Imagination is a wonderfully powerful thing.

The robot is a recognised therapeutic approach to halting the impulsive side of us. Most thinking and behaviour patterns can be changed by creating a new, stronger pattern.

It takes a bit of focus and gentle perseverance on your behalf.

Here is a guideline for the conversation you might have with your impulsive kiddo…

1 – Chat to them about what it means to react impulsively, compared to thinking first.

2 – Think of a time when doing-before-thinking was funny and everyone laughed.

3 – Now think of a time when doing-before-thinking really got you into trouble.

4 – “What if you had more control over this?” – Wait of a positive response.

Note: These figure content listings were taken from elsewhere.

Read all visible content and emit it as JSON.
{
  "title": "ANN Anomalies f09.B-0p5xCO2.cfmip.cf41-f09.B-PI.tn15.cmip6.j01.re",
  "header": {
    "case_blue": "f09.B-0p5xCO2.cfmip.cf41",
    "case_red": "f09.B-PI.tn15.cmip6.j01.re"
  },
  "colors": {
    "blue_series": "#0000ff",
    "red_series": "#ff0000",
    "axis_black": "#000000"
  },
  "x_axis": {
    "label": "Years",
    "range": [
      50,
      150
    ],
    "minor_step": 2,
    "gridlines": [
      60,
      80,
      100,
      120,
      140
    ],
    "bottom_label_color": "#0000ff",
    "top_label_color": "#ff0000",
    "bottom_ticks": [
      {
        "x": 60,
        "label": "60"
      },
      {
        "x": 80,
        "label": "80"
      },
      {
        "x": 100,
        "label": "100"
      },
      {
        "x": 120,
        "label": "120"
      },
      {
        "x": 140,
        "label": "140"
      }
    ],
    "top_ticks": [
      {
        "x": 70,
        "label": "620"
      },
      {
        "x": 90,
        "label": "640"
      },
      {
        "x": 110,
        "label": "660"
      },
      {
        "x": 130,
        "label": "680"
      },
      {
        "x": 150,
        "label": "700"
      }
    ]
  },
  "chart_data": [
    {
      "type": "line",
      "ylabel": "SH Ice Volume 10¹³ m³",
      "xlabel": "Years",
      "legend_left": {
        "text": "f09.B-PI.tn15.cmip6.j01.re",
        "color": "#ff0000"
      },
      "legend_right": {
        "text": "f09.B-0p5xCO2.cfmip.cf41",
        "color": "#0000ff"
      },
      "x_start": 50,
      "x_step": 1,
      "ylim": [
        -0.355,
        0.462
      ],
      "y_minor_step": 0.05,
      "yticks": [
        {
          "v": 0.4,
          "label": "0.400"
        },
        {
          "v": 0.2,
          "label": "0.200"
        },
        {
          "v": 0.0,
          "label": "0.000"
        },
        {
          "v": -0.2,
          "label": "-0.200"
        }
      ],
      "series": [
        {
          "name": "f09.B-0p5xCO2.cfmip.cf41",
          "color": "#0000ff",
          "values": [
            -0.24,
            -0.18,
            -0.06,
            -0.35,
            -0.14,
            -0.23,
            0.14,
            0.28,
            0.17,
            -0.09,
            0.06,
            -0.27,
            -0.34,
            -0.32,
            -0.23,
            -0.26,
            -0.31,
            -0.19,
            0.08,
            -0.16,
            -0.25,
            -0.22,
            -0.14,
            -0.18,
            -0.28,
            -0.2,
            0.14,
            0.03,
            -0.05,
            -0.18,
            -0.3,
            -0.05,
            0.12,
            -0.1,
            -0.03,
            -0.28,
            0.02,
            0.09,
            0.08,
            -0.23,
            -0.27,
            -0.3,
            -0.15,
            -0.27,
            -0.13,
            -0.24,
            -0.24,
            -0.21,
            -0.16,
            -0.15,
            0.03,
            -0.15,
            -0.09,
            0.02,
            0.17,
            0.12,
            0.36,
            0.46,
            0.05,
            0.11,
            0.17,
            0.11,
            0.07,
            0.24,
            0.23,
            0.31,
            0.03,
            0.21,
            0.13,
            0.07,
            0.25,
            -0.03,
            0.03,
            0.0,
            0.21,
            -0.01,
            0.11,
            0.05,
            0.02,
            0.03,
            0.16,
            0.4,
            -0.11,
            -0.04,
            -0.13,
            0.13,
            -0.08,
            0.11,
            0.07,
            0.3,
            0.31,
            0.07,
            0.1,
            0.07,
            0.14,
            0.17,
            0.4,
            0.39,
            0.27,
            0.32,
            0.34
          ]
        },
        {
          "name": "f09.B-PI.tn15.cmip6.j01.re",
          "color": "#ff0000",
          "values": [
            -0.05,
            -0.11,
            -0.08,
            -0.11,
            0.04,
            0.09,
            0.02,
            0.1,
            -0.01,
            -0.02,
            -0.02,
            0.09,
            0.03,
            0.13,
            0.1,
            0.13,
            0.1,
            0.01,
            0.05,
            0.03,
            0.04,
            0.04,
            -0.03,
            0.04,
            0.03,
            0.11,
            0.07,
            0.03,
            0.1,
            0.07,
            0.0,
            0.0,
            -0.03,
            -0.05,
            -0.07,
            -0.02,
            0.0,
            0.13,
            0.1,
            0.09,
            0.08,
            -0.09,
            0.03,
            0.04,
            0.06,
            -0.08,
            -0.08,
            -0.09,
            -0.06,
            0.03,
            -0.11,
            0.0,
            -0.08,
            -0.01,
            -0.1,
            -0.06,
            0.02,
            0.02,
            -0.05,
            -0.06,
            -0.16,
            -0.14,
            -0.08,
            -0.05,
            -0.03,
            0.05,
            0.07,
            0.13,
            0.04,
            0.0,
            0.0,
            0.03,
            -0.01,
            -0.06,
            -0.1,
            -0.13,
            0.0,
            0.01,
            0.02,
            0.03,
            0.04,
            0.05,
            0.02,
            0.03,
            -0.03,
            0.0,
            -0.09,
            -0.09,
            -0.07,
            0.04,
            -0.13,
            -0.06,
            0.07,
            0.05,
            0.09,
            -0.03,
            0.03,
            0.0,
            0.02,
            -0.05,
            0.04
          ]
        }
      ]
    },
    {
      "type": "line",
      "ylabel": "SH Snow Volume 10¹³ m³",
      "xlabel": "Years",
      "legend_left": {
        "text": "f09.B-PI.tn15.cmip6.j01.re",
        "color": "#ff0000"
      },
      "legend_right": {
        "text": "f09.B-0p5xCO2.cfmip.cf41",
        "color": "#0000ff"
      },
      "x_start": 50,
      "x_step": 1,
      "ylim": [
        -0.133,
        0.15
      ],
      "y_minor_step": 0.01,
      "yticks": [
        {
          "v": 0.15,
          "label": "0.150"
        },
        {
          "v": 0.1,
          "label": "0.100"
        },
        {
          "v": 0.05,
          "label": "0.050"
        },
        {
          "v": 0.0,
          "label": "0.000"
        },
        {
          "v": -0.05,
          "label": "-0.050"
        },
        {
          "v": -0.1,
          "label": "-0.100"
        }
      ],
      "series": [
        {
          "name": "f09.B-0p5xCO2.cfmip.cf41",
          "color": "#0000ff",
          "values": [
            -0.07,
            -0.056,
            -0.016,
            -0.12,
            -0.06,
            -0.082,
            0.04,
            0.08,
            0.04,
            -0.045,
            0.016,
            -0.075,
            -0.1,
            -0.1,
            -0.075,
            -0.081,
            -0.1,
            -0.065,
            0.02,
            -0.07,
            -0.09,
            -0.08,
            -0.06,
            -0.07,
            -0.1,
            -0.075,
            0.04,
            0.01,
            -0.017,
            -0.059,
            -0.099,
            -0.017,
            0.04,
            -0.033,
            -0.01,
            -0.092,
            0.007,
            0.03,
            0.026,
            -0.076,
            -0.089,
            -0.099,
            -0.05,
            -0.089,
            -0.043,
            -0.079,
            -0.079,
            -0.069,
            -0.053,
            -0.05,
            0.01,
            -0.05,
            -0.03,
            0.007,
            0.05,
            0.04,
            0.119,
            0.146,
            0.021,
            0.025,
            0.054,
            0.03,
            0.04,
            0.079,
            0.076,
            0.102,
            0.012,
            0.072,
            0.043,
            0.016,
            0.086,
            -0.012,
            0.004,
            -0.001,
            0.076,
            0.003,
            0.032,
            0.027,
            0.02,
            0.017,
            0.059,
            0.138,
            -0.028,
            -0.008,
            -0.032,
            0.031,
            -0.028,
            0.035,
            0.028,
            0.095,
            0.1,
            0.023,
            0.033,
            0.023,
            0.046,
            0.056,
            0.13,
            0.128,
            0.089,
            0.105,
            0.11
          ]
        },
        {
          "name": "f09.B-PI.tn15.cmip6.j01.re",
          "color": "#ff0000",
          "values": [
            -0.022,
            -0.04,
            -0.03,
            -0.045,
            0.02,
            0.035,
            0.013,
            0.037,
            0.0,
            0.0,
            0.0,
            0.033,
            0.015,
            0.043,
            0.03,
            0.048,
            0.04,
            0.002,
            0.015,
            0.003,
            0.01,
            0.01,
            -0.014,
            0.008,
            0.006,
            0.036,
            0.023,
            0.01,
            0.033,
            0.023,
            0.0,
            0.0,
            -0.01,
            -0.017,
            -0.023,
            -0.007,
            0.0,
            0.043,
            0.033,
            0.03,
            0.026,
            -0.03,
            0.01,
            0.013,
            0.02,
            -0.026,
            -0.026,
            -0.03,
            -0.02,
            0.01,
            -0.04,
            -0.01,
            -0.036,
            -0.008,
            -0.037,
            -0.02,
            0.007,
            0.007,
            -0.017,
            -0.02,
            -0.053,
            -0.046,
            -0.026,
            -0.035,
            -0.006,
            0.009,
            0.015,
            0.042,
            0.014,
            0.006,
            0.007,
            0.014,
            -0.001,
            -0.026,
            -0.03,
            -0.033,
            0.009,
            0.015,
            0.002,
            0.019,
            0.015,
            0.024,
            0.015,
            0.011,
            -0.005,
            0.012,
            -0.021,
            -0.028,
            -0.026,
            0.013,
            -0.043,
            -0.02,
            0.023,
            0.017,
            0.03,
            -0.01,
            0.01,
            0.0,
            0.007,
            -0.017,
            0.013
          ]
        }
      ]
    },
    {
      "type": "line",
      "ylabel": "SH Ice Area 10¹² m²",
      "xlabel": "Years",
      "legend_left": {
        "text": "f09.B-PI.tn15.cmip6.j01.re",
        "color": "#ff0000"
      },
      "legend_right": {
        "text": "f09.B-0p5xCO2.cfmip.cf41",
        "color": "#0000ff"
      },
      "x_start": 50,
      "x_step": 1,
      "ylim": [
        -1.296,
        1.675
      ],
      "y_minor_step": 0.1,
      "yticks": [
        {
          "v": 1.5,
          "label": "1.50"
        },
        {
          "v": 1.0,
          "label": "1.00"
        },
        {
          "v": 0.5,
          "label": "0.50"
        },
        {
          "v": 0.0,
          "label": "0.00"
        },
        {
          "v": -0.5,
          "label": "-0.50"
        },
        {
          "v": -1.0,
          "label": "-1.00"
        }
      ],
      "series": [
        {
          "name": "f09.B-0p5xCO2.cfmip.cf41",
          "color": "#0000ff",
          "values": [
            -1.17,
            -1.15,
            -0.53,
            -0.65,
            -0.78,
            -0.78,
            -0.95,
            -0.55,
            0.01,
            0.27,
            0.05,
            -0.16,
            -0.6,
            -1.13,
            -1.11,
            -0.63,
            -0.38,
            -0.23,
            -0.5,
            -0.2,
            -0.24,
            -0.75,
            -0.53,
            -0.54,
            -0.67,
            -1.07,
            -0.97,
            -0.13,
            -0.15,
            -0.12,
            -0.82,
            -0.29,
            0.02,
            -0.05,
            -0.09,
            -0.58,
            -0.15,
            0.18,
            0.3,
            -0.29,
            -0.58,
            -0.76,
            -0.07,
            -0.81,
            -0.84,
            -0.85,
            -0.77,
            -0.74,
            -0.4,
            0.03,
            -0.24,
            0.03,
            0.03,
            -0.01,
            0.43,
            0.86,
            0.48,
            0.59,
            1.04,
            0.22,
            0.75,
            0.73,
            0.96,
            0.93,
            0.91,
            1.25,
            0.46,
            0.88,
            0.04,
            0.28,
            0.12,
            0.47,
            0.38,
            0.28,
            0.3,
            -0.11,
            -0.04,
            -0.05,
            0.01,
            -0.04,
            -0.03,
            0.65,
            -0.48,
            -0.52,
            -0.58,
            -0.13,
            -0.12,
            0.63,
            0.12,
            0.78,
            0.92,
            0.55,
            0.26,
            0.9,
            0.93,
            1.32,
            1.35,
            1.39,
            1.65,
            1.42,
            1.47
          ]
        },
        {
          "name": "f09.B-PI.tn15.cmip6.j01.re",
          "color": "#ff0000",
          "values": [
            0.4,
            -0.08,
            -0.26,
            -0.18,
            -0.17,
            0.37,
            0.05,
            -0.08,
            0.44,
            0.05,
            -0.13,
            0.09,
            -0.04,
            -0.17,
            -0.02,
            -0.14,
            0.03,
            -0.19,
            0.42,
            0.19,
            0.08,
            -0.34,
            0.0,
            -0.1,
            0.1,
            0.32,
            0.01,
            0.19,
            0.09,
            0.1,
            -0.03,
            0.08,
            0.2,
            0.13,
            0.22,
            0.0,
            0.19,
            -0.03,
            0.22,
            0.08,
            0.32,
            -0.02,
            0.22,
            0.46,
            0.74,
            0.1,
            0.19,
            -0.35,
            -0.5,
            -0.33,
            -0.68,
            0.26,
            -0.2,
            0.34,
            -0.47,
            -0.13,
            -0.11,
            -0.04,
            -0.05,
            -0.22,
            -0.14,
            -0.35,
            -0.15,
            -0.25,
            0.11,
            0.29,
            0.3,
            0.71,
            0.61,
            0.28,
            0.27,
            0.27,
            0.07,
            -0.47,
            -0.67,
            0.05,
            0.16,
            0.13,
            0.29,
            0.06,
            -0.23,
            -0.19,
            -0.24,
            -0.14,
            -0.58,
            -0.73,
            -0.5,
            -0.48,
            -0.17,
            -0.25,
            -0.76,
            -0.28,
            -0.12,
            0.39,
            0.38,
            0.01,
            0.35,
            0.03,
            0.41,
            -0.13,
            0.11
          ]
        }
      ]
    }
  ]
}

If they don’t want more control, abandon the conversation for another time.

5 – Tell me about a robot, a traffic light at an intersection, what do the colours mean?

6 – What if you put an imaginary traffic light in your mind? (Listen carefully to what they say. Use their words as you continue chatting.)

7 – I like how you are thinking about this. Can you feel what it is like to stop, wait and think? See what I do when the light turns red. What does it feel like to you?

8 – By stopping and waiting, I can see what is going on. Would you like to feel this way more often?

9 – How will YOU know when you need to stop, wait and think?

10 – This is going to be hard at first, this is a new skill you have to grow.

11 – What if we made lots of robot pictures like this one to put up all around the house, could that help us all to remember?

12 – What will happen if we forget to stop, wait and think? No one is going to be angry with you, we all know you are working on something big here.

13 – How would you like us to support you?

All of the robots you drive past with your children will become reminders to use this tool. Very convenient!

Have fun with this new tool. Kids love to have fun. Remember that they will only be able to change if they want to, and if they feel that they can change. Fun makes change more possible.

But, tools and techniques only work if we use them. Building in reminders at the start really help our children to become aware of their current behaviours. With awareness comes the opportunity to make a different choice.